Before mid-March, she had only used the sewing machine four times. Today it is rarely turned off.
Jeanette Monteith of Falling Waters in Berkeley County has made more than 2,000 masks in response to the COVID-19 health and safety measures, donating more than half.

“I had been following the pandemic in China on the news since December, and then became more concerned when it quickly made its way to Italy,” Monteith said. “Hearing that medical staff there were reporting a shortage of personal protective equipment, I wanted to act and do something before it hit us; but what? Then once I heard masks might be required for not only frontline workers, but also the public I knew the demand would be greater than the supply.” Even though every time she used her sewing machine she had to refer to the user’s manual on how to thread the bobbin, she did not let her lack of experience thwart her determination.

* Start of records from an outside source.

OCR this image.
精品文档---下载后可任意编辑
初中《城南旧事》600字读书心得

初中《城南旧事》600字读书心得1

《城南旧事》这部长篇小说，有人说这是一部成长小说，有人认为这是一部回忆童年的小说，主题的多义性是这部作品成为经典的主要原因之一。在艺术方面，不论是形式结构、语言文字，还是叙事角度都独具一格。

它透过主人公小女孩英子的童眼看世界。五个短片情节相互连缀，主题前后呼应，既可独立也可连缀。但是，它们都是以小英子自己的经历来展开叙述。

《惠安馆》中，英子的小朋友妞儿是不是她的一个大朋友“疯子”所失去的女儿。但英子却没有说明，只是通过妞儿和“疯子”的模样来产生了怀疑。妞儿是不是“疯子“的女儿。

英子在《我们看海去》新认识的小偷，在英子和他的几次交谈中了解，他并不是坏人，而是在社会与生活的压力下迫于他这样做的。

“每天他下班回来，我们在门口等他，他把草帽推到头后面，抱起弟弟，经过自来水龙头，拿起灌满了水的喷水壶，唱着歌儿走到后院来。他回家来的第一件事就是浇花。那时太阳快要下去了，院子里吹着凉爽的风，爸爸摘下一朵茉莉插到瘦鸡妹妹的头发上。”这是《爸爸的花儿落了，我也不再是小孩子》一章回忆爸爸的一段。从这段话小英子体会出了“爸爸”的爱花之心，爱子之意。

Toby sewing on the old Singer sewing machine used to make drapes for the White House

“I saw a post on Facebook that had a link to a video on how to make face masks,” she said. “So, I watched it over and over and took off from there. I raised some money from family and friends, so I could get the supplies needed to get rolling on a big scale.

Monteith’s son David and husband David cut elastic for the masks.

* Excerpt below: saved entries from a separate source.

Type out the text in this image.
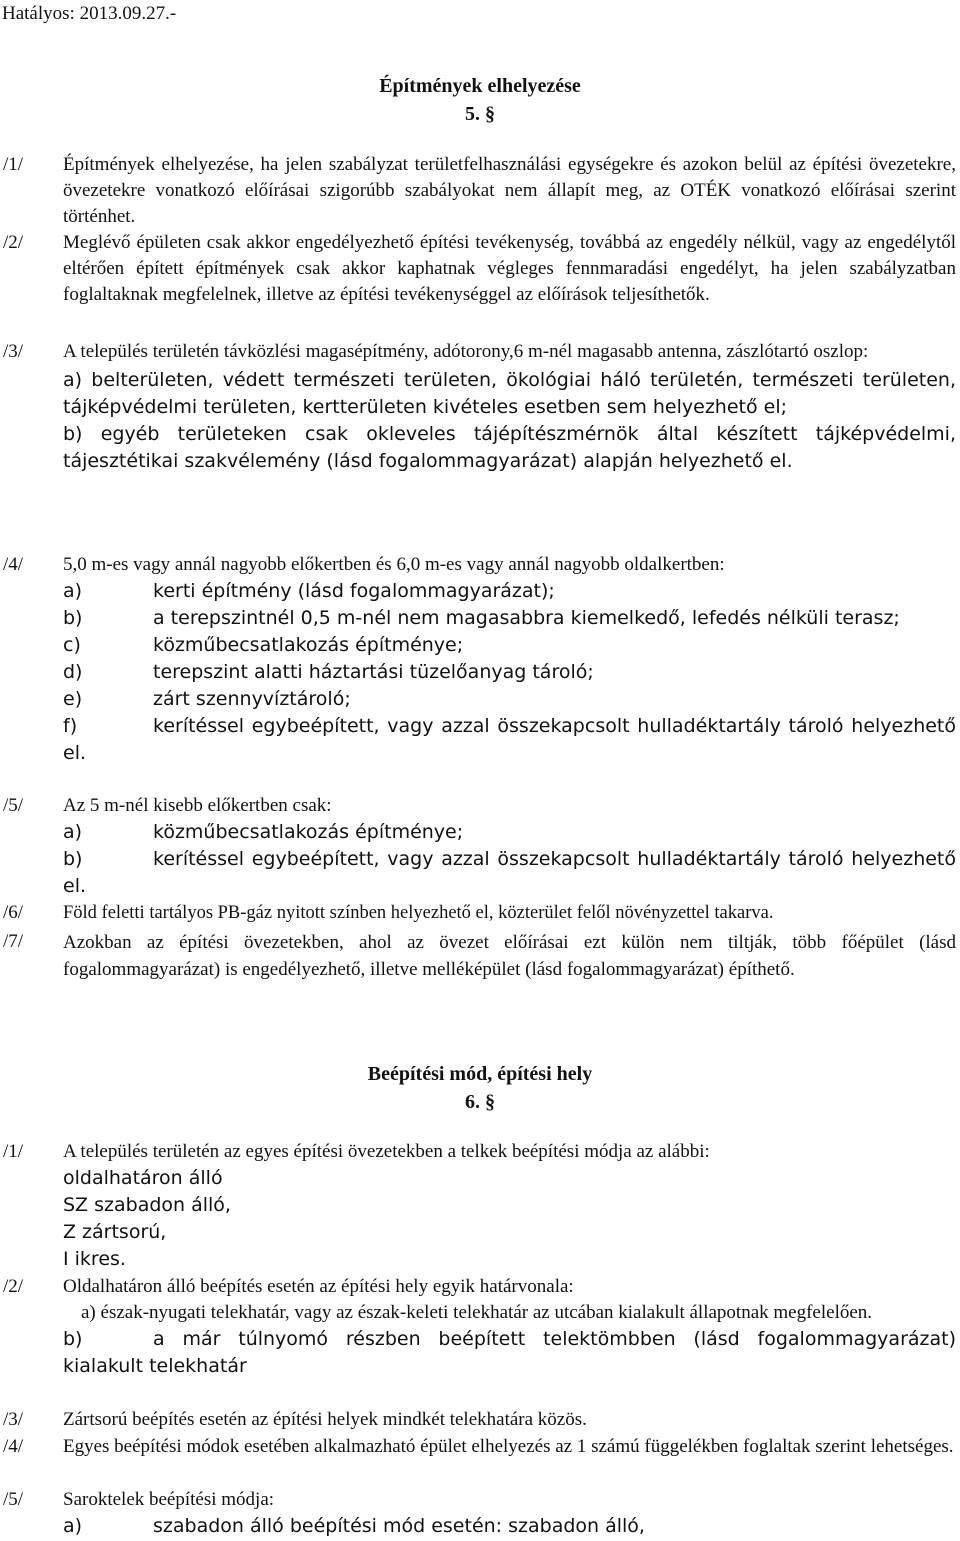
Hatályos: 2013.09.27.-
Építmények elhelyezése
5. §
/1/	Építmények elhelyezése, ha jelen szabályzat területfelhasználási egységekre és azokon belül az építési övezetekre, övezetekre vonatkozó előírásai szigorúbb szabályokat nem állapít meg, az OTÉK vonatkozó előírásai szerint történhet.
/2/	Meglévő épületen csak akkor engedélyezhető építési tevékenység, továbbá az engedély nélkül, vagy az engedélytől eltérően épített építmények csak akkor kaphatnak végleges fennmaradási engedélyt, ha jelen szabályzatban foglaltaknak megfelelnek, illetve az építési tevékenységgel az előírások teljesíthetők.
/3/	A település területén távközlési magasépítmény, adótorony,6 m-nél magasabb antenna, zászlótartó oszlop:
a) belterületen, védett természeti területen, ökológiai háló területén, természeti területen, tájképvédelmi területen, kertterületen kivételes esetben sem helyezhető el;
b) egyéb területeken csak okleveles tájépítészmérnök által készített tájképvédelmi, tájesztétikai szakvélemény (lásd fogalommagyarázat) alapján helyezhető el.
/4/	5,0 m-es vagy annál nagyobb előkertben és 6,0 m-es vagy annál nagyobb oldalkertben:
a)	kerti építmény (lásd fogalommagyarázat);
b)	a terepszintnél 0,5 m-nél nem magasabbra kiemelkedő, lefedés nélküli terasz;
c)	közműbecsatlakozás építménye;
d)	terepszint alatti háztartási tüzelőanyag tároló;
e)	zárt szennyvíztároló;
f)	kerítéssel egybeépített, vagy azzal összekapcsolt hulladéktartály tároló helyezhető el.
/5/	Az 5 m-nél kisebb előkertben csak:
a)	közműbecsatlakozás építménye;
b)	kerítéssel egybeépített, vagy azzal összekapcsolt hulladéktartály tároló helyezhető el.
/6/	Föld feletti tartályos PB-gáz nyitott színben helyezhető el, közterület felől növényzettel takarva.
/7/	Azokban az építési övezetekben, ahol az övezet előírásai ezt külön nem tiltják, több főépület (lásd fogalommagyarázat) is engedélyezhető, illetve melléképület (lásd fogalommagyarázat) építhető.
Beépítési mód, építési hely
6. §
/1/	A település területén az egyes építési övezetekben a telkek beépítési módja az alábbi:
oldalhatáron álló
SZ szabadon álló,
Z zártsorú,
I ikres.
/2/	Oldalhatáron álló beépítés esetén az építési hely egyik határvonala:
a) észak-nyugati telekhatár, vagy az észak-keleti telekhatár az utcában kialakult állapotnak megfelelően.
b)	a már túlnyomó részben beépített telektömbben (lásd fogalommagyarázat) kialakult telekhatár
/3/	Zártsorú beépítés esetén az építési helyek mindkét telekhatára közös.
/4/	Egyes beépítési módok esetében alkalmazható épület elhelyezés az 1 számú függelékben foglaltak szerint lehetséges.
/5/	Saroktelek beépítési módja:
a)	szabadon álló beépítési mód esetén: szabadon álló,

“I was so focused on this endeavor it devoured my time. My family was happy to see me turn a very bad situation into something good, but they were losing time with me. I needed some helping hands.”
Monteith hired a few women who were out of work, because of the stay-at-home orders. A few people also volunteered to help, including her husband, David, and their four children – Angenette “Gigi”, David, Tobias “Toby”, and Gloriana “Glo” – along with a few of their friends.

Jeremy Elliott-Hundley sorts fabric with Gigi Monteith.

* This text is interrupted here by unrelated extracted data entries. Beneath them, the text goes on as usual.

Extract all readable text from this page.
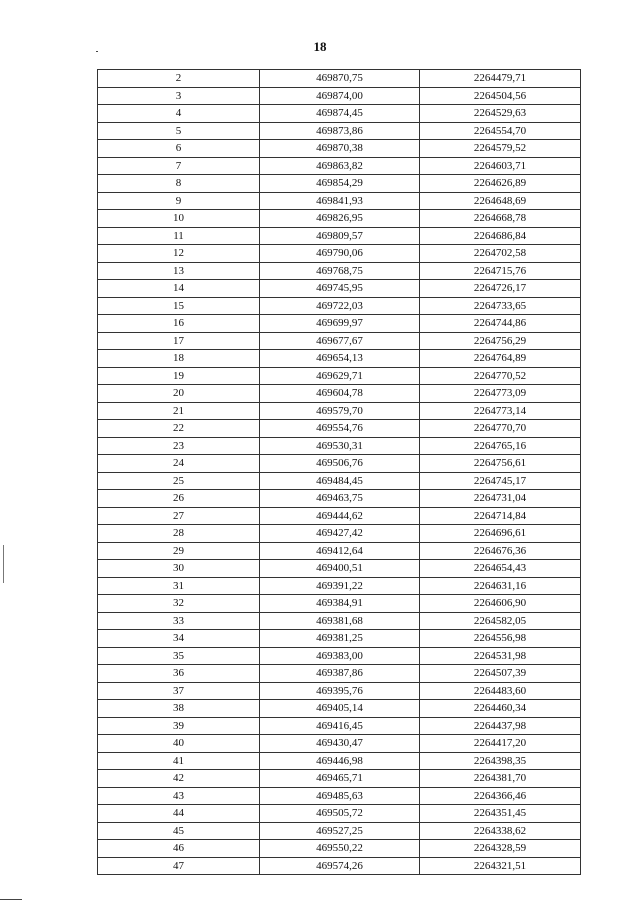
18
2	469870,75	2264479,71
3	469874,00	2264504,56
4	469874,45	2264529,63
5	469873,86	2264554,70
6	469870,38	2264579,52
7	469863,82	2264603,71
8	469854,29	2264626,89
9	469841,93	2264648,69
10	469826,95	2264668,78
11	469809,57	2264686,84
12	469790,06	2264702,58
13	469768,75	2264715,76
14	469745,95	2264726,17
15	469722,03	2264733,65
16	469699,97	2264744,86
17	469677,67	2264756,29
18	469654,13	2264764,89
19	469629,71	2264770,52
20	469604,78	2264773,09
21	469579,70	2264773,14
22	469554,76	2264770,70
23	469530,31	2264765,16
24	469506,76	2264756,61
25	469484,45	2264745,17
26	469463,75	2264731,04
27	469444,62	2264714,84
28	469427,42	2264696,61
29	469412,64	2264676,36
30	469400,51	2264654,43
31	469391,22	2264631,16
32	469384,91	2264606,90
33	469381,68	2264582,05
34	469381,25	2264556,98
35	469383,00	2264531,98
36	469387,86	2264507,39
37	469395,76	2264483,60
38	469405,14	2264460,34
39	469416,45	2264437,98
40	469430,47	2264417,20
41	469446,98	2264398,35
42	469465,71	2264381,70
43	469485,63	2264366,46
44	469505,72	2264351,45
45	469527,25	2264338,62
46	469550,22	2264328,59
47	469574,26	2264321,51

More than 1,000 masks were donated to healthcare workers, nursing homes, food-service workers, essential employees, and high-risk individuals in West Virginia, Maryland, and Pennsylvania in the first 10 weeks.
Monteith officially named her business MODO, it stands for Make One, Donate One.
“For every mask we make, we donate one to a worthy group to continue our mission,” she said.
When her venture became known in her area, requests for masks came flooding in. She needed more machines besides her own and the small child’s one Glo was using. She posted a request on Facebook to see if anyone had a machine to donate.
Monteith believes one of the ones she received was heaven sent.
“A woman donated a Singer 301A to me. She said it was used by her grandfather and then her father, but the lady wasn’t using it and thought that now was the perfect time and purpose to give it up,” Monteith said. “This machine is amazing.”

Glo sewing masks

The Singer is circa 1953-1956. The donor said her father, who had just recently passed, used it to make drapes for the White House under the Lyndon B. Johnson and Richard Nixon administrations.

Monteith said she loves using the machine, watching her children maneuver it, and knowing that this same machine that stitched draperies seen by dignitaries, is also stitching masks worn by heroes caring for others.
“This is God’s work every step of the way,” Monteith said. “When people thank me, I immediately say ‘the glory goes to god.’ He is with us in so many places, we just don’t always take the time to see it or accept the nudge.”
Monteith’s own sewing machine was a gift from her mother-in-law Merlene Monteith.
“She was an excellent seamstress,” she said, acknowledging that Merlene might just be the guardian angel of sorts for the vocation.
Merlene Monteith passed away one year ago.
“She would certainly be amazed not only to see her grandkids using my (sewing) machine, but also to see my husband involved,” she said. The family made masks for the hospice care facility that took care of Merlene. “It’s been a touching memory to make.”
Caring for others has been her livelihood. Monteith holds a doctorate degree in special education. She teaches in nearby Fredrick, Maryland. She also serves her parish, St. Joseph’s Catholic Church in Martinsburg, as a confirmation class instructor.
“It’s how God made me,” she said.
Part of the MODO mission is to help non-profit organizations and other parishes.
The organization Alex’s Lemonade Stand (which raises month for pediatric cancer research) recently partnered with MODO. Not only does Monteith donate a mask for each one sold by the organization’s online sales, but she also gives them a monetary donation for each sale.

Jeanette Monteith founder of MODO

Monteith sells her masks to the general public on her Etsy site Individuals from 22 states, as well as, Canada and the United Kingdom have purchased her product.